As we go to meet our Lord in the Eucharist this weekend – and hopefully also on election day – let us take the opportunity to be reminded and reoriented toward our foremost allegiance, our universal faith, our true hope for the world that unites us as one Body.
At the end of a bitterly divisive election season in which we have too often failed to love one another as we ought, we will plead to Christ our hope, “Lord, have mercy.”
Whatever our hopes and fears for electoral outcomes, we will rejoice to proclaim glory to God, peace on earth, and Christ’s unique lordship: “For you alone are the holy one, you alone are the Lord, you alone are the most high, Jesus Christ.”
With the Church universal we will confess one God who created all things, one Lord whose kingdom will have no end, one Spirit who has spoken through the prophets, one Church and one baptism to transcend all divisions.
With all the angels and saints we will join the unending hymn proclaiming the holiness of the Lord of hosts, joining also the crowd’s “Hosanna” to the king who comes in his Father’s name, not to conquer but to lay down his life.
We will proclaim the mystery of faith, holding up the Church’s eternal memory of our Lord’s death, resurrection, and second coming.
We will give our “Amen” of holy allegiance to Christ in the Eucharist, joining ourselves to the celebrant’s proclamation of praise to the almighty Father: “All glory and honor is yours, forever and ever.”
We will pray for the coming of our Father’s kingdom, audaciously asking to be forgiven as we ourselves forgive, and again reaffirming his eternal reign above all others: “For the kingdom, the power, and the glory are yours, now and forever.”
We will offer a sign of peace to friends and enemies, neighbors and strangers, who may be making different choices at the polls but are still united around a common table.
We will greet the world’s only hope, the Lamb of God who takes away the sins of the world, the numberless human failings in the face of which we can only implore, “Have mercy on us.
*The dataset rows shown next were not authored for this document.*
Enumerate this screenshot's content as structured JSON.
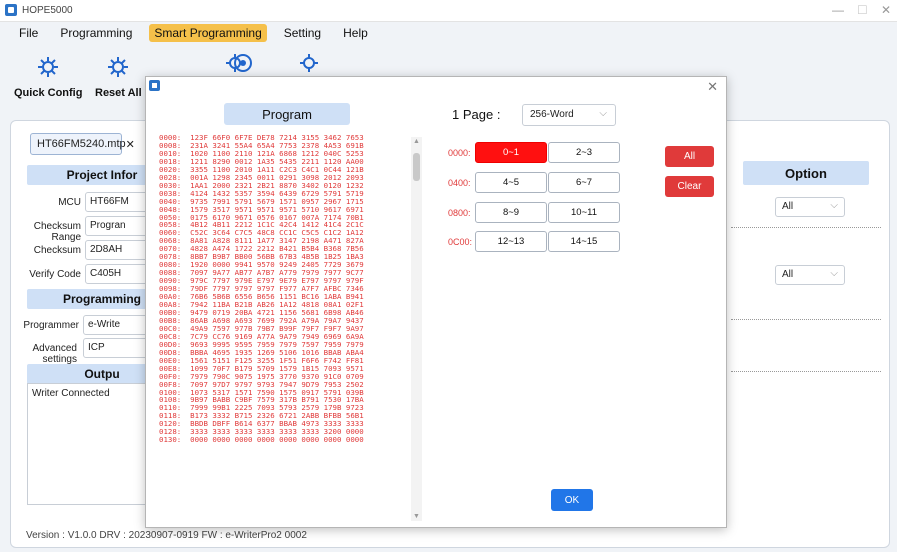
{
  "window": {
    "title": "HOPE5000",
    "minimize": "—",
    "maximize": "☐",
    "close": "✕"
  },
  "menu": [
    "File",
    "Programming",
    "Smart Programming",
    "Setting",
    "Help"
  ],
  "toolbar": {
    "quick_config": "Quick Config",
    "reset_all": "Reset All"
  },
  "file_tab": {
    "name": "HT66FM5240.mtp",
    "close": "✕"
  },
  "project_info": {
    "title": "Project Infor",
    "mcu_label": "MCU",
    "mcu_value": "HT66FM",
    "checksum_range_label": "Checksum Range",
    "checksum_range_value": "Progran",
    "checksum_label": "Checksum",
    "checksum_value": "2D8AH",
    "verify_code_label": "Verify Code",
    "verify_code_value": "C405H"
  },
  "programming": {
    "title": "Programming",
    "programmer_label": "Programmer",
    "programmer_value": "e-Write",
    "advanced_label": "Advanced settings",
    "advanced_value": "ICP"
  },
  "output": {
    "title": "Outpu",
    "text": "Writer Connected"
  },
  "option": {
    "title": "Option",
    "select1": "All",
    "select2": "All"
  },
  "status": {
    "text": "Version : V1.0.0    DRV : 20230907-0919    FW : e-WriterPro2 0002"
  },
  "dialog": {
    "program_title": "Program",
    "page_label": "1 Page :",
    "page_value": "256-Word",
    "hex_lines": [
      "0000:  123F 66F0 6F7E DE78 7214 3155 3462 7653",
      "0008:  231A 3241 55A4 65A4 7753 2378 4A53 691B",
      "0010:  1020 1100 2110 121A 6868 1212 040C 5253",
      "0018:  1211 8290 0012 1A35 5435 2211 1120 AA00",
      "0020:  3355 1100 2010 1A11 C2C3 C4C1 0C44 121B",
      "0028:  001A 1298 2345 0011 0291 3098 2012 2093",
      "0030:  1AA1 2000 2321 2B21 8870 3402 0120 1232",
      "0038:  4124 1432 5357 3594 6439 6729 5791 5719",
      "0040:  9735 7991 5791 5679 1571 0957 2967 1715",
      "0048:  1579 3517 9571 9571 9571 5710 9617 6971",
      "0050:  0175 6170 9671 0576 0167 007A 7174 70B1",
      "0058:  4B12 4B11 2212 1C1C 42C4 1412 41C4 2C1C",
      "0060:  C52C 3C64 C7C5 48C8 CC1C C5C5 C1C2 1A12",
      "0068:  8A81 A828 8111 1A77 3147 2198 A471 827A",
      "0070:  4828 A474 1722 2212 B421 B5B4 B368 7B56",
      "0078:  8BB7 B9B7 BB00 56BB 67B3 4B5B 1B25 1BA3",
      "0080:  1920 0000 9941 9570 9249 2405 7729 3679",
      "0088:  7097 9A77 AB77 A7B7 A779 7979 7977 9C77",
      "0090:  979C 7797 979E E797 9E79 E797 9797 979F",
      "0098:  79DF 7797 9797 9797 F977 A7F7 AFBC 7346",
      "00A0:  76B6 5B6B 6556 B656 1151 BC16 1ABA B941",
      "00A8:  7942 11BA B21B AB26 1A12 4818 08A1 02F1",
      "00B0:  9479 0719 20BA 4721 1156 5681 6B98 AB46",
      "00B8:  86AB A698 A693 7699 792A A79A 79A7 9437",
      "00C0:  49A9 7597 977B 79B7 B99F 79F7 F9F7 9A97",
      "00C8:  7C79 CC76 9169 A77A 9A79 7949 6969 6A9A",
      "00D0:  9693 9995 9595 7959 7979 7597 7959 7979",
      "00D8:  BBBA 4695 1935 1269 5106 1016 BBAB ABA4",
      "00E0:  1561 5151 F125 3255 1F51 F6F6 F742 FF81",
      "00E8:  1099 70F7 B179 5709 1579 1B15 7093 9571",
      "00F0:  7979 790C 9075 1975 3770 9370 91C0 0709",
      "00F8:  7097 97D7 9797 9793 7947 9D79 7953 2502",
      "0100:  1073 5317 1571 7590 1575 0917 5791 039B",
      "0108:  9B97 BABB C9BF 7579 317B B791 7530 17BA",
      "0110:  7999 99B1 2225 7093 5793 2579 179B 9723",
      "0118:  B173 3332 B715 2326 6721 2ABB BFBB 56B1",
      "0120:  BBDB DBFF B614 6377 BBAB 4973 3333 3333",
      "0128:  3333 3333 3333 3333 3333 3333 3200 0000",
      "0130:  0000 0000 0000 0000 0000 0000 0000 0000"
    ],
    "rows": [
      {
        "addr": "0000:",
        "left": "0~1",
        "right": "2~3"
      },
      {
        "addr": "0400:",
        "left": "4~5",
        "right": "6~7"
      },
      {
        "addr": "0800:",
        "left": "8~9",
        "right": "10~11"
      },
      {
        "addr": "0C00:",
        "left": "12~13",
        "right": "14~15"
      }
    ],
    "all_button": "All",
    "clear_button": "Clear",
    "ok_button": "OK",
    "close": "✕"
  }
}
Grant us peace.”
Above all, we will be made one Body by our share in the Body and Blood of our Lord, our one great hope of unity.
In a sense, the whole Mass is an anamnesis, a holy remembrance of where all glory truly belongs. Let us remember, lest the Body be dismembered. And as we seek the welfare of our earthly civitas as best we know how, let us bear witness to the only one with the power to heal its deep divisions. Let us become a living example, not merely of civility, but of fellowship.